# OK to apply Prodiamine to wet lawn?



## bassadict69 (Apr 2, 2018)

I picked up some Prodiamine WDG today and hope to apply this Monday. With the daily rain we have been getting, the lawn will surely still be wet.

Is it ok to apply this to my wet lawn? Or do I need to let it dry out first?


----------



## Spammage (Apr 30, 2017)

bassadict69 said:


> I picked up some Prodiamine WDG today and hope to apply this Monday. With the daily rain we have been getting, the lawn will surely still be wet.
> 
> Is it ok to apply this to my wet lawn? Or do I need to let it dry out first?

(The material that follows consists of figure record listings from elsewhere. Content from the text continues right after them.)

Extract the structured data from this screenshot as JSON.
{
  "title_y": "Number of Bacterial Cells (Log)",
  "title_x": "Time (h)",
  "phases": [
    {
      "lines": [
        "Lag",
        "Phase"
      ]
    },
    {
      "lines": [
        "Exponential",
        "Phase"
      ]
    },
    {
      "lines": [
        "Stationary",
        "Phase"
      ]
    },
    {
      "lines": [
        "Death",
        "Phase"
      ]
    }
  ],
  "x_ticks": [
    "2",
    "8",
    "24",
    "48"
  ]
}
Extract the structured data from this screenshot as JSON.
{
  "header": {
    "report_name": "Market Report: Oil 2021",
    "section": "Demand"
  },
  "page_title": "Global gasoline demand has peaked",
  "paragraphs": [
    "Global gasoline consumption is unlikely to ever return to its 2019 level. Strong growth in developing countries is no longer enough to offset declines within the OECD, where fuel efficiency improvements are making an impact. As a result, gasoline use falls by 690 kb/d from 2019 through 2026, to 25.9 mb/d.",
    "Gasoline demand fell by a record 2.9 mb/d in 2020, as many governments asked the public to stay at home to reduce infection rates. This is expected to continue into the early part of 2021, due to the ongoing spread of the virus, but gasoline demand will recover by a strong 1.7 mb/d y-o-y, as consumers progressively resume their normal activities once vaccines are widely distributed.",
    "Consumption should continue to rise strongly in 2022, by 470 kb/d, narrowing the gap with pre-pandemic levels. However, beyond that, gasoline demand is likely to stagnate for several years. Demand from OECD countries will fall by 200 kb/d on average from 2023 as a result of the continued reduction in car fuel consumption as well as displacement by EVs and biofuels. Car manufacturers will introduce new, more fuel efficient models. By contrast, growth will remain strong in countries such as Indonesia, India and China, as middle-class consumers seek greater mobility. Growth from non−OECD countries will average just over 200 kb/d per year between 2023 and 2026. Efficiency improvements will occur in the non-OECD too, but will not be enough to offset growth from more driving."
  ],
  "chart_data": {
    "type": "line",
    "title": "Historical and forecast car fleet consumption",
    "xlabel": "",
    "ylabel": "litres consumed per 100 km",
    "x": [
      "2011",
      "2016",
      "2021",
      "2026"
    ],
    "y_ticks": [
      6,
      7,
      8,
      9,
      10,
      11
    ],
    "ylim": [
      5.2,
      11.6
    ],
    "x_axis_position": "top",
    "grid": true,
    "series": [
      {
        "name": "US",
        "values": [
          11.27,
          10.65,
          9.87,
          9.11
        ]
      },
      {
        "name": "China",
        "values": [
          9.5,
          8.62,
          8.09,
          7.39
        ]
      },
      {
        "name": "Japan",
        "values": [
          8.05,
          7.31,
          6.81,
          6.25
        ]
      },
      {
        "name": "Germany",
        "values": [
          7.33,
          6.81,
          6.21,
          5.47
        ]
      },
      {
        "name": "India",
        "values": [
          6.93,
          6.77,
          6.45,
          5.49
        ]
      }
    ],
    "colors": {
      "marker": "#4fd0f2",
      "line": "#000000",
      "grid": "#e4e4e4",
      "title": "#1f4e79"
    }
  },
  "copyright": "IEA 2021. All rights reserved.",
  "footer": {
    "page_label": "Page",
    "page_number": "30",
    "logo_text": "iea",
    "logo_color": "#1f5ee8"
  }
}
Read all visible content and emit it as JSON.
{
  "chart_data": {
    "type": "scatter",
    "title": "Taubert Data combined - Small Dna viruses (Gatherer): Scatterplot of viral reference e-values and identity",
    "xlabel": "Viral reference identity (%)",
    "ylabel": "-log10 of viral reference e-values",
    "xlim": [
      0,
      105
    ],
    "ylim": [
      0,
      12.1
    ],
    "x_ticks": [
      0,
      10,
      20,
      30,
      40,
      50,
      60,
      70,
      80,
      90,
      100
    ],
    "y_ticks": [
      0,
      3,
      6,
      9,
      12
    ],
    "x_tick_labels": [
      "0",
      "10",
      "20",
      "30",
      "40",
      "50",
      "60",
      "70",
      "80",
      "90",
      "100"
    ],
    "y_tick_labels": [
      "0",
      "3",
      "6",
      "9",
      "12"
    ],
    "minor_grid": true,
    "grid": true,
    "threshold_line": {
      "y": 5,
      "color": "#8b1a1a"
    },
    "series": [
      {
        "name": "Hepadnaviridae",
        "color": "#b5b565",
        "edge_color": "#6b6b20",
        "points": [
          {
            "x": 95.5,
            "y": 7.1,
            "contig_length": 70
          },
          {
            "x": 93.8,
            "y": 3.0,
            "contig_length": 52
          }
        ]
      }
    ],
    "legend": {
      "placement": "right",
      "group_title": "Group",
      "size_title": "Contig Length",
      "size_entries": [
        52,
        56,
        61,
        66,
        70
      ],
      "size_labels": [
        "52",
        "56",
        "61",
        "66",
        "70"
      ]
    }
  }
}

It won't hurt anything if it's wet, but the product must be absorbed into the soil to be effective, so if you have had enough rain to saturate the soil, then you should wait.


----------



## CenlaLowell (Apr 21, 2017)

Nope no problem with it just raining. You will still need to water it in if it does not rain again in fourteen days. My sure your yard is not flooded though.


----------



## bassadict69 (Apr 2, 2018)

Thanks guys. It is far from saturated although we will see what we get tomorrow. They are calling for rain all week and since Monday is my only day off, I am hoping to apply it then.


----------



## Tellycoleman (May 10, 2017)

You should still have time to apply even if you wait a week or 2 or 3 in Louisiana. 
Are you still getting weather in the 90s?
We are and I'm in Nashville.


----------



## bassadict69 (Apr 2, 2018)

We were until these rains hit. I have seen forecasts of cooler weather starting next weekend...I am talking lows in the 50's so that has me worried about putting it off much longer.


----------



## CenlaLowell (Apr 21, 2017)

Tellycoleman said:


> You should still have time to apply even if you wait a week or 2 or 3 in Louisiana.
> Are you still getting weather in the 90s?
> We are and I'm in Nashville.


I'm in Central Louisiana and we are still getting 90s over here so I know he's still getting them.


----------



## Stro3579 (Jun 30, 2017)

I applied my prodiamine on my wet yard. It was after and hard rain. Once I applied it rained again 5 hours or so later. It didnt flood but it did rain pretty good. So do I need to re apply prodiamine or will I be ok?


----------



## Movingshrub (Jun 12, 2017)

I sprayed while it was raining. I'd say you're good.


----------